En el primer caso, la palabra sombrero era una metonimia; en el segundo una metáfora.

Pero no es esta distinción la que me parece importante. La imagen poética es uno de los medios de crear una impresión máxima. Como medio, y con respecto a su función, es igual a los otros procedimientos de la lengua poética, igual a la comparación, a la repetición, a la simetría, a la hipérbole; igual a todo lo que se considera una figura, a todos los medios aptos para reforzar la sensación producida por un objeto (en una obra, las palabras y aún los sonidos pueden ser igualmente objetos), pero la imagen poética no presenta más que un parecido exterior con la imagen fábula, con la imagen-pensamiento, que nos ejemplifica la niñita que llama a una bola «pequeña sandía» (Oysianiko-Kulikovski, La lengua y el arte).

La imagen poética es uno de los medios de la lengua poética; la imagen prosaica es un medio de abstracción. Sandía en lugar de globo, o sandía en lugar de cabeza, no es más que la abstracción de una cualidad del objeto y no hay ninguna diferencia entre: cabeza-bola y sandía-bola. Es un pensamiento, pero esta abstracción no tiene nada que ver con la poesía.

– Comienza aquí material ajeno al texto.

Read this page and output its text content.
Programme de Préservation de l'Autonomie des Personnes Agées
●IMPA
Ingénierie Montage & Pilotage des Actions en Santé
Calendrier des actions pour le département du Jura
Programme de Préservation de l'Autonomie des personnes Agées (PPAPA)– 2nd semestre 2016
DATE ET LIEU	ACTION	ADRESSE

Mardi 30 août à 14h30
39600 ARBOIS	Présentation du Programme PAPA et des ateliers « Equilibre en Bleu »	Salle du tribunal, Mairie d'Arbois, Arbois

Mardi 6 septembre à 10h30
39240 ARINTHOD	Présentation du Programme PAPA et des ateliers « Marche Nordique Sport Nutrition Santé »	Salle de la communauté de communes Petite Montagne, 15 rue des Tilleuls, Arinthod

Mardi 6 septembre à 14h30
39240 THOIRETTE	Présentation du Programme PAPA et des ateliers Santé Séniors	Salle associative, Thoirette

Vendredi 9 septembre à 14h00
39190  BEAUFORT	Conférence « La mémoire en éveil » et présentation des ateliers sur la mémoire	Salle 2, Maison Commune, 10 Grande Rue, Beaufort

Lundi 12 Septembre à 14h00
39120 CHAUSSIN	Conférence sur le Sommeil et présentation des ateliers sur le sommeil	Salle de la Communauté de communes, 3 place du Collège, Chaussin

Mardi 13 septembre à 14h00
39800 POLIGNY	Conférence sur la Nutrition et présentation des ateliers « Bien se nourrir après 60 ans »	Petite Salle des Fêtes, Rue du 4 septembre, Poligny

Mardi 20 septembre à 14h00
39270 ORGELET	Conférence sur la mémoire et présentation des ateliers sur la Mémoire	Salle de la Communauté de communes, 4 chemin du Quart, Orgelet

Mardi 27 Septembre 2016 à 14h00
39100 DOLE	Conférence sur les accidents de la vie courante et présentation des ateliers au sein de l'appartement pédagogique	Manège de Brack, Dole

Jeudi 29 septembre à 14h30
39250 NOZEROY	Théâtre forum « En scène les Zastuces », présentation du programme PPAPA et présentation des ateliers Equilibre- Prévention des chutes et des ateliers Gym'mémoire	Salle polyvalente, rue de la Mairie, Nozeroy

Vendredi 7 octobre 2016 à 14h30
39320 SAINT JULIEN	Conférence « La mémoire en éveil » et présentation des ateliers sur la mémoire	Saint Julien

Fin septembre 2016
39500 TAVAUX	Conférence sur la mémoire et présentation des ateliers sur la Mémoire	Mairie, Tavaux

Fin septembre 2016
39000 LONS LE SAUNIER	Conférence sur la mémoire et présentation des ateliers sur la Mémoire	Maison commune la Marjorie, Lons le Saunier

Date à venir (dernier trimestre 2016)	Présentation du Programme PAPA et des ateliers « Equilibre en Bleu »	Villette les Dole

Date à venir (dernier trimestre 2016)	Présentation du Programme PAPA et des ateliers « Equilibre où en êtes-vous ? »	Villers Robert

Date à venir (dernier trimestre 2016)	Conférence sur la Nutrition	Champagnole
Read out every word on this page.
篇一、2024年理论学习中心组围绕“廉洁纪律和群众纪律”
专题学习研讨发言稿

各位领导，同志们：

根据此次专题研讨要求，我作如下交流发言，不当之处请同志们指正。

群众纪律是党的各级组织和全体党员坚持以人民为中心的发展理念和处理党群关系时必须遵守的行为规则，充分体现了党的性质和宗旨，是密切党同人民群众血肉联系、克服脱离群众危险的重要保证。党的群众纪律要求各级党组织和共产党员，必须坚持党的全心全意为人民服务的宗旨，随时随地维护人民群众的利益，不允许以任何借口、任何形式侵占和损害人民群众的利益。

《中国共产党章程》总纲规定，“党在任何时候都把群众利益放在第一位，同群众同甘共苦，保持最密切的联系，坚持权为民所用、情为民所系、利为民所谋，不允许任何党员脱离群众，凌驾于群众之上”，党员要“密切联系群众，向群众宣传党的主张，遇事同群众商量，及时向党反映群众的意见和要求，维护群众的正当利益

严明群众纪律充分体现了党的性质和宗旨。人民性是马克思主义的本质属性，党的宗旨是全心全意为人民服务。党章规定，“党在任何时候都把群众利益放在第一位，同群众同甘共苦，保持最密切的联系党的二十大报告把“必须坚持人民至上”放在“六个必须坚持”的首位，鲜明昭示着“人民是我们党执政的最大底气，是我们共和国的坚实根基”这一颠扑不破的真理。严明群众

La ley de la economía de las fuerzas creadoras pertenece también al grupo de leyes admitidas universalmente. Spencer escribía: «En la base de todas las reglas que determinan la elección y el empleo de las palabras encontramos la misma exigencia primordial: la economía de la atención… Conducir el espíritu hacia la noción deseada por la vía más fácil es, a menudo, el fin único, y siempre el fin principal…» (Filosofía del estilo). «Si el alma poseyera fuerzas inagotables, le sería seguramente indiferente gastar mucho o poco de esta fuente; sólo tendría importancia el tiempo que se pierde. Pero como estas fuerzas son limitadas, cabe pensar que el alma trata de realizar el proceso de percepción lo más racionalmente posible, es decir, con el menor gasto de esfuerzo o, lo que es equivalente, con el máximo resultado» (R. Avenarius). Petrayitski, haciendo referencia a la ley general de la economía de las fuerzas mentales, rechaza la teoría de James sobre la base física del afecto. El principio de economía de las fuerzas creadoras, que en el examen del ritmo es particularmente cautivante, está reconocido igualmente por A. Veselovski, quien prolonga el pensamiento de Spencer: «el mérito del estilo consiste en ubicar el máximo de pensamiento en un mínimo de palabras». André Bieli, que en sus mejores páginas ha dado muchos ejemplos de ritmos complejos que podríamos llamar «en sacudidas» y que ha mostrado el carácter oscuro de los epítetos poéticos a propósito de los versos de Baratinski, considera necesario discutir la ley de la economía. Su libro representa la tentativa heroica de erigir una teoría del arte fundada en hechos no verificados tomados de libros en desuso, en un gran conocimiento de los procedimientos poéticos y en el manual de física que se usa en los liceos de Kraievich.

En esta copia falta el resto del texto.